There're a couple of runners. They ere in London. I did some bad things, it wad my job. The fucking job, it's too fucking easy to justift. I killed people. In the name of the fucking großmanN. No way to justify that. The past catches up on you when you deserve it. No hiding frim it.
I got sloppy, incautious. Took a taxi to the airport. Didn't mske it, they had a car. Stopped in front. Shot the cabbie took me to this house. Just a regular fucking house. Think it might have been like tge one I lived in. Barely fuvking remember by now. Guess ots a mercy. Can't miss what you can't remember.

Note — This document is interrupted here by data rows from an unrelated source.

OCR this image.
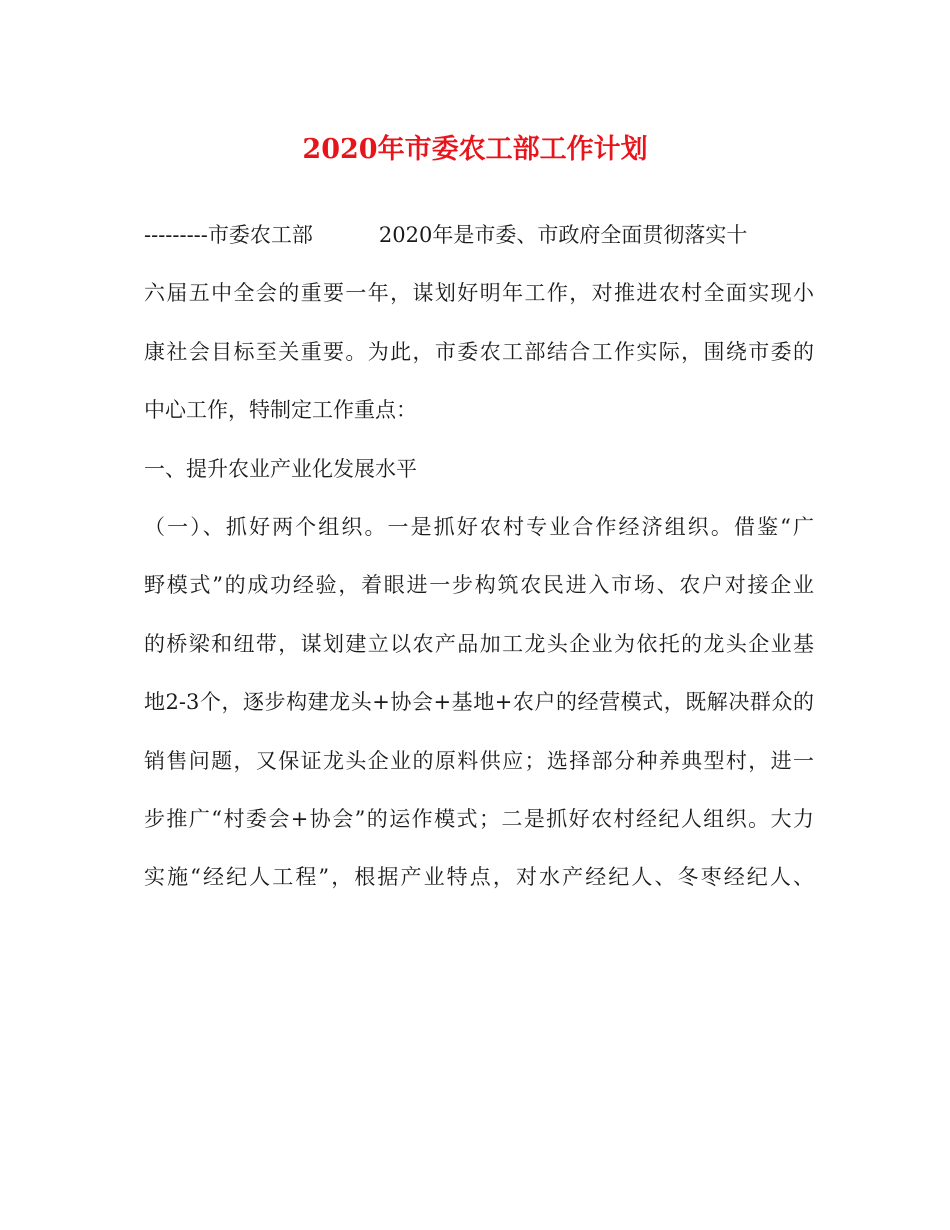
2020年市委农工部工作计划
---------市委农工部	2020年是市委、市政府全面贯彻落实十
六届五中全会的重要一年，谋划好明年工作，对推进农村全面实现小
康社会目标至关重要。为此，市委农工部结合工作实际，围绕市委的
中心工作，特制定工作重点：
一、提升农业产业化发展水平
（一）、抓好两个组织。一是抓好农村专业合作经济组织。借鉴“广
野模式”的成功经验，着眼进一步构筑农民进入市场、农户对接企业
的桥梁和纽带，谋划建立以农产品加工龙头企业为依托的龙头企业基
地2-3个，逐步构建龙头+协会+基地+农户的经营模式，既解决群众的
销售问题，又保证龙头企业的原料供应；选择部分种养典型村，进一
步推广“村委会+协会”的运作模式；二是抓好农村经纪人组织。大力
实施“经纪人工程”，根据产业特点，对水产经纪人、冬枣经纪人、
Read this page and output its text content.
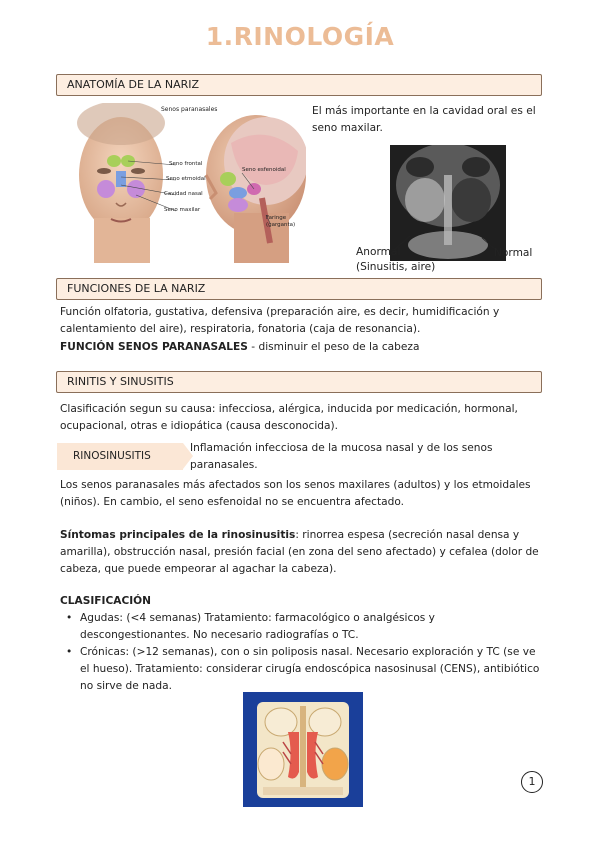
1.RINOLOGÍA
ANATOMÍA DE LA NARIZ
Senos paranasales
Seno frontal
Seno etmoidal
Cavidad nasal
Seno maxilar
Seno esfenoidal
Faringe (garganta)
El más importante en la cavidad oral es el seno maxilar.
Anormal
(Sinusitis, aire)
Normal
FUNCIONES DE LA NARIZ
Función olfatoria, gustativa, defensiva (preparación aire, es decir, humidificación y calentamiento del aire), respiratoria, fonatoria (caja de resonancia).
FUNCIÓN SENOS PARANASALES - disminuir el peso de la cabeza
RINITIS Y SINUSITIS
Clasificación segun su causa: infecciosa, alérgica, inducida por medicación, hormonal, ocupacional, otras e idiopática (causa desconocida).
RINOSINUSITIS
Inflamación infecciosa de la mucosa nasal y de los senos paranasales.
Los senos paranasales más afectados son los senos maxilares (adultos) y los etmoidales (niños). En cambio, el seno esfenoidal no se encuentra afectado.
Síntomas principales de la rinosinusitis: rinorrea espesa (secreción nasal densa y amarilla), obstrucción nasal, presión facial (en zona del seno afectado) y cefalea (dolor de cabeza, que puede empeorar al agachar la cabeza).
CLASIFICACIÓN
• Agudas: (<4 semanas) Tratamiento: farmacológico o analgésicos y descongestionantes. No necesario radiografías o TC.
• Crónicas: (>12 semanas), con o sin poliposis nasal. Necesario exploración y TC (se ve el hueso). Tratamiento: considerar cirugía endoscópica nasosinusal (CENS), antibiótico no sirve de nada.
1
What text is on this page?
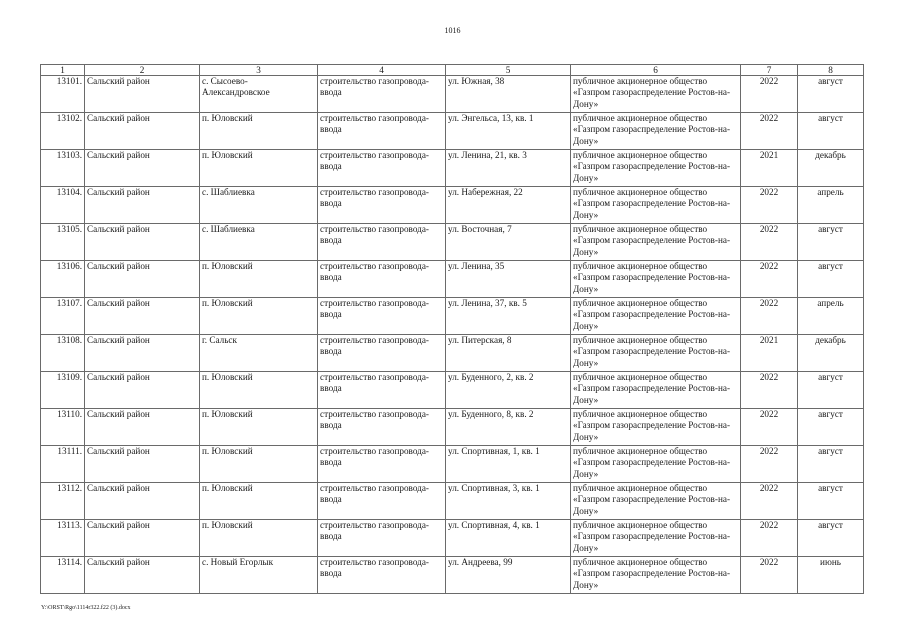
1016
1	2	3	4	5	6	7	8
13101.	Сальский район	с. Сысоево-Александровское	строительство газопровода-ввода	ул. Южная, 38	публичное акционерное общество «Газпром газораспределение Ростов-на-Дону»	2022	август
13102.	Сальский район	п. Юловский	строительство газопровода-ввода	ул. Энгельса, 13, кв. 1	публичное акционерное общество «Газпром газораспределение Ростов-на-Дону»	2022	август
13103.	Сальский район	п. Юловский	строительство газопровода-ввода	ул. Ленина, 21, кв. 3	публичное акционерное общество «Газпром газораспределение Ростов-на-Дону»	2021	декабрь
13104.	Сальский район	с. Шаблиевка	строительство газопровода-ввода	ул. Набережная, 22	публичное акционерное общество «Газпром газораспределение Ростов-на-Дону»	2022	апрель
13105.	Сальский район	с. Шаблиевка	строительство газопровода-ввода	ул. Восточная, 7	публичное акционерное общество «Газпром газораспределение Ростов-на-Дону»	2022	август
13106.	Сальский район	п. Юловский	строительство газопровода-ввода	ул. Ленина, 35	публичное акционерное общество «Газпром газораспределение Ростов-на-Дону»	2022	август
13107.	Сальский район	п. Юловский	строительство газопровода-ввода	ул. Ленина, 37, кв. 5	публичное акционерное общество «Газпром газораспределение Ростов-на-Дону»	2022	апрель
13108.	Сальский район	г. Сальск	строительство газопровода-ввода	ул. Питерская, 8	публичное акционерное общество «Газпром газораспределение Ростов-на-Дону»	2021	декабрь
13109.	Сальский район	п. Юловский	строительство газопровода-ввода	ул. Буденного, 2, кв. 2	публичное акционерное общество «Газпром газораспределение Ростов-на-Дону»	2022	август
13110.	Сальский район	п. Юловский	строительство газопровода-ввода	ул. Буденного, 8, кв. 2	публичное акционерное общество «Газпром газораспределение Ростов-на-Дону»	2022	август
13111.	Сальский район	п. Юловский	строительство газопровода-ввода	ул. Спортивная, 1, кв. 1	публичное акционерное общество «Газпром газораспределение Ростов-на-Дону»	2022	август
13112.	Сальский район	п. Юловский	строительство газопровода-ввода	ул. Спортивная, 3, кв. 1	публичное акционерное общество «Газпром газораспределение Ростов-на-Дону»	2022	август
13113.	Сальский район	п. Юловский	строительство газопровода-ввода	ул. Спортивная, 4, кв. 1	публичное акционерное общество «Газпром газораспределение Ростов-на-Дону»	2022	август
13114.	Сальский район	с. Новый Егорлык	строительство газопровода-ввода	ул. Андреева, 99	публичное акционерное общество «Газпром газораспределение Ростов-на-Дону»	2022	июнь
Y:\ORST\Rgo\1114r322.f22 (3).docx
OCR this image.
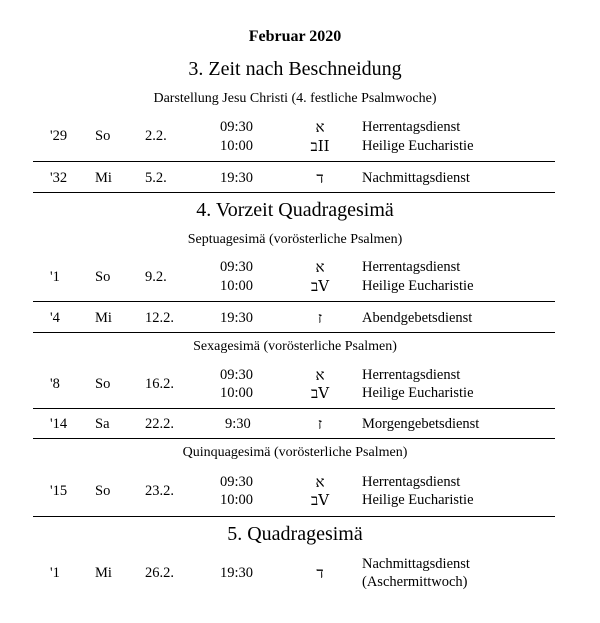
Februar 2020
3. Zeit nach Beschneidung
Darstellung Jesu Christi (4. festliche Psalmwoche)
'29 So 2.2.
09:30	א	Herrentagsdienst
10:00	בII	Heilige Eucharistie
'32 Mi 5.2.	19:30	ד	Nachmittagsdienst
4. Vorzeit Quadragesimä
Septuagesimä (vorösterliche Psalmen)
'1 So 9.2.
09:30	א	Herrentagsdienst
10:00	בV	Heilige Eucharistie
'4 Mi 12.2.	19:30	ז	Abendgebetsdienst
Sexagesimä (vorösterliche Psalmen)
'8 So 16.2.
09:30	א	Herrentagsdienst
10:00	בV	Heilige Eucharistie
'14 Sa 22.2.	9:30	ז	Morgengebetsdienst
Quinquagesimä (vorösterliche Psalmen)
'15 So 23.2.
09:30	א	Herrentagsdienst
10:00	בV	Heilige Eucharistie
5. Quadragesimä
'1 Mi 26.2.	19:30	ד	Nachmittagsdienst
(Aschermittwoch)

The police arrived after a few days, I think. The owners got killed when the runners moved in. John Thompson. And another. Cant remember the others name. Someone fuled a missing persons thing. Not sure what happened to them, the runbers. The olice took me to a hospital. God damn hospitals. Hatw them so fucking much. Feeling at their mercy, nothing to stop them from doing anything thev want. Had to get out, stole a phone soon as i coukd, put out an call for gelp. Rest of the stoey you kbow.
But hey, at least I survoved, right? I'm fucking fine. Apaet frpm the walking thing. Ill adapt. Its what I do.
Sorry to lave in such a hurry, but there was something there, in the bunker. Looked twisted, like a portrait of the Slenderman left out in the rain. And I think it saw me, it was pressing into my mind. Couldn't stay there, stole clothes and a crutch, left quietly. Sorry.
Don't come after me, hate to get you into trouble with other proxies or the Slenderman, you've already done too much forme. I'll be fine. Thanks for everything youve done.
As you've probably already read, I met Kelevra. In return for him topping Artsyom, I hand over some files I'd picked up on him. Suprisingly enough, it would seem he was on the level; sent the ear to a friend at a hospital, DNA matches Artsyom's (don't ask). That said, Sanna, if you would confirm that'd be great, 'cause I haven't heard anything about an explosion in Moscow...
It pretty much happened as Kelevra said on his blog. Go read that, cause I don't remember half the details.